A sixth-floor was added to the hospital in 2003 to meet a growing demand for patient services. An expanded and renovated Cancer Center and new Breast Center, both featuring the latest technology and many patient amenities, opened that same year. Also in 2003, construction began on the Center for Advanced Heart Care, an expertly designed cardiac complex focused on serving the needs of patients and families, from curbside to bedside.
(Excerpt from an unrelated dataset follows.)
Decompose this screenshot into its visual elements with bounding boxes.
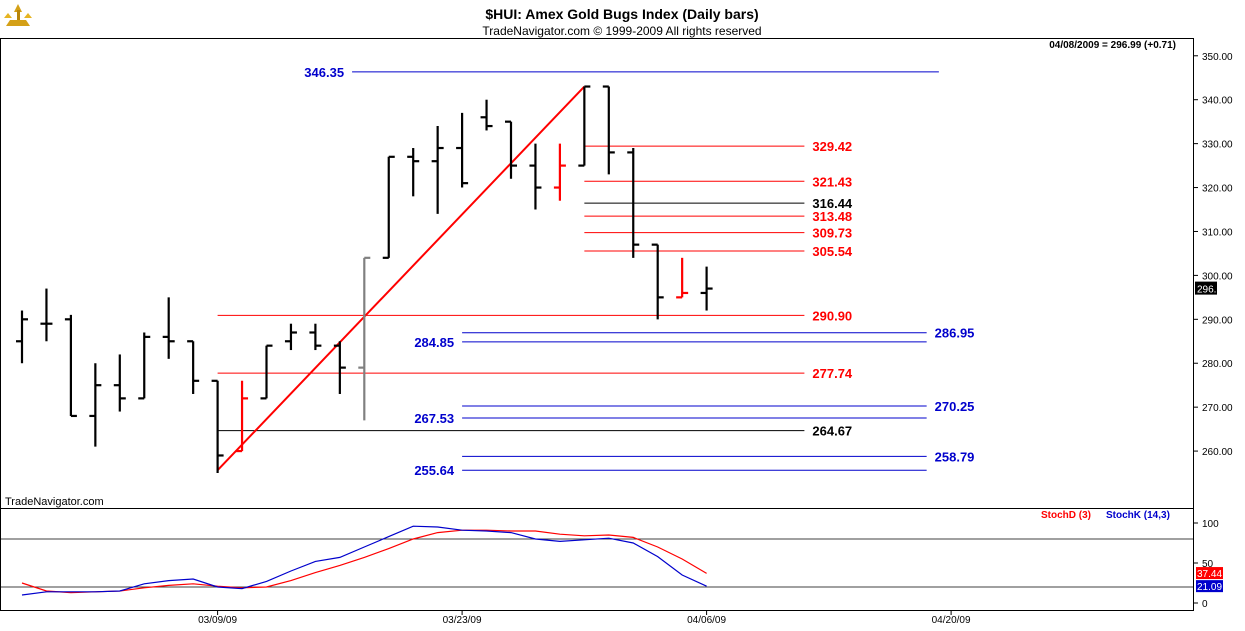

The University of Kansas Health System is the official healthcare provider of the Kansas City Current, Kansas City Chiefs and the Kansas City Royals.

==Awards==
- 2006, 2011, 2016, 2021 — American Nurses Credentialing Center awarded Magnet designation to the hospital, the first in Kansas to attain this status.
- 2007 — U.S. Department of HHS awarded the hospital and its partner, Midwest Transplant Network, a third consecutive Medal of Honor for organ donations
- 2012–2026 — Since the award's inception, The University of Kansas Hospital has been ranked the best hospital in Kansas and in Kansas City by U.S. News & World Report's America's Best Hospitals.
- 2017–2018 — U.S. News & World Report's America's Best Hospitals ranked the hospital in the top 50 in 8 major specialties, including Cancer, Cardiology and Heart Surgery and Neurology and Neurosurgery.
- 2018 — Modern Healthcare named the hospital among the Best Places to Work in Healthcare
- 2018 — American Hospital Association's Hospitals & Health Networks magazine ranked the hospital among the nation's 100 Most Wired hospitals
- 2018 – AHIMA Grace Award Honorable Mention for leveraging analytics to improve clinical documentation and patient care

==Cancer care==
The University of Kansas Cancer Center earned the Outstanding Achievement Award for exceptional quality from the American College of Surgeons Commission on Cancer in 2007. The outpatient Richard and Annette Bloch Cancer Care Pavilion is designed to provide advanced medical care. The University of Kansas Cancer Center was awarded National Cancer Institute designation as a Comprehensive Cancer Center on July 12, 2012.

==Organ transplantation==
Hospital transplant teams have developed innovative techniques that minimize transplant trauma and prevent organ rejection. The hospital has one of the highest survival rates – and one of the shortest waiting lists – in the country for heart, kidney, liver and pancreas transplant.

In 2021, The University of Kansas Health System organ transplant team reached an impressive benchmark of 5,000 organs transplanted.

==Deep brain stimulation surgery==
The University of Kansas Hospital and Medical Center were among the primary testing centers for using DBS to treat Parkinson's disease and essential tremor.

== Branch hospitals==
===Great Bend Regional Hospital===

The University of Kansas Health System Great Bend Campus, located at 514 Cleveland Street in Great Bend, Kansas, is a not-for-profit hospital with a Level IV trauma center.

The campus provides orthopedic, imaging and rehabilitation services, as well as surgical services. In 2025, the 33-bed hospital reported 1,102 admissions and 3,778 patients.